Os próprios trabalhadores, inclusive Lula, passavam por um processo de autoafirmação e conscientização. Em 1979, “uma mobilização extraordinária produziu um caso de amor surpreendente entre as massas e Lula, seguido por um casamento duradouro entre organização e carisma”.

Com essa biografia, French tece um retrato vibrante da vida de uma pessoa cuja importância se deriva do fato de fazer parte de uma história mais ampla, uma história genuinamente nacional. Essas perspectivas interligadas, tanto individual quanto nacional, impulsionam a obra.

Na visão do autor, Lula sempre foi um institucionalista, seja a favor do sindicato ou do partido político a que ele pertence. “Ele nunca buscou uma relação sem mediação entre indivíduos dispersos e um salvador ungido,” elemento esse “central para a liderança ‘carismática’ ou ‘populista’”, de acordo com French.

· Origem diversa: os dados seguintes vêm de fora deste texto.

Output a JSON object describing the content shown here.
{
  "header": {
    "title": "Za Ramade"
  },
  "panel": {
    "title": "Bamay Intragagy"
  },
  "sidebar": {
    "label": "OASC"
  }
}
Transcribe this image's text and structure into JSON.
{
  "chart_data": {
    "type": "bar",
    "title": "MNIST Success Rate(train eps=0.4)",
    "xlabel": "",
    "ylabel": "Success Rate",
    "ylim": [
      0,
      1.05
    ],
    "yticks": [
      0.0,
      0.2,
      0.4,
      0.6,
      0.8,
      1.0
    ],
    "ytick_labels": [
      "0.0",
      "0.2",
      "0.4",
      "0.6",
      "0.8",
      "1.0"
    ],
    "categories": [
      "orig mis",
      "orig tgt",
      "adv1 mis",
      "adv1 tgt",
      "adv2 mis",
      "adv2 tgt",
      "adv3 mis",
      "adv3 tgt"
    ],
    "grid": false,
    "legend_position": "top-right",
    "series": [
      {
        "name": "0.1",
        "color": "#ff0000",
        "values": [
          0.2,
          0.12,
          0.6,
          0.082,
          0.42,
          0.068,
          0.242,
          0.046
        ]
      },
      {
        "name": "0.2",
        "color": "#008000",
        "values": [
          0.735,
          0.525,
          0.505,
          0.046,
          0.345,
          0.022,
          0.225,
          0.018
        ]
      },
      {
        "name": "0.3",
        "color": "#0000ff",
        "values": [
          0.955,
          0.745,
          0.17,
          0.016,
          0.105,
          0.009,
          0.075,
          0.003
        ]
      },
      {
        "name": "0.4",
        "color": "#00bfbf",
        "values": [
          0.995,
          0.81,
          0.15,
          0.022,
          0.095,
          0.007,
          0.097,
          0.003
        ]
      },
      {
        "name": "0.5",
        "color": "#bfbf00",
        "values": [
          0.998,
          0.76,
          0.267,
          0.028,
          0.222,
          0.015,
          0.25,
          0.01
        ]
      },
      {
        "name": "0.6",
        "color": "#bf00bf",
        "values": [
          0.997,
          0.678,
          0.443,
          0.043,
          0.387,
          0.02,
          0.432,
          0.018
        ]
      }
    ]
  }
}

Em 2017, em visita ao Instituto Multidisciplinar da UFRRJ (Universidade Federal Rural do Rio de Janeiro), Lula foi recebido de forma calorosa e animada, como mostra a foto de capa do livro.

Sobre o Instituto Multidisciplinar, inaugurado de forma definitiva em 2010, uma aluna entrevistada na ocasião da visita do então presidente falou da importância de haver uma universidade na Baixada Fluminense: “Te traz aquilo de ‘vamos tentar’”. Talvez nenhum discurso capte tão bem a história de Lula —uma história que, como French bem lembra, está ainda para ser escrita.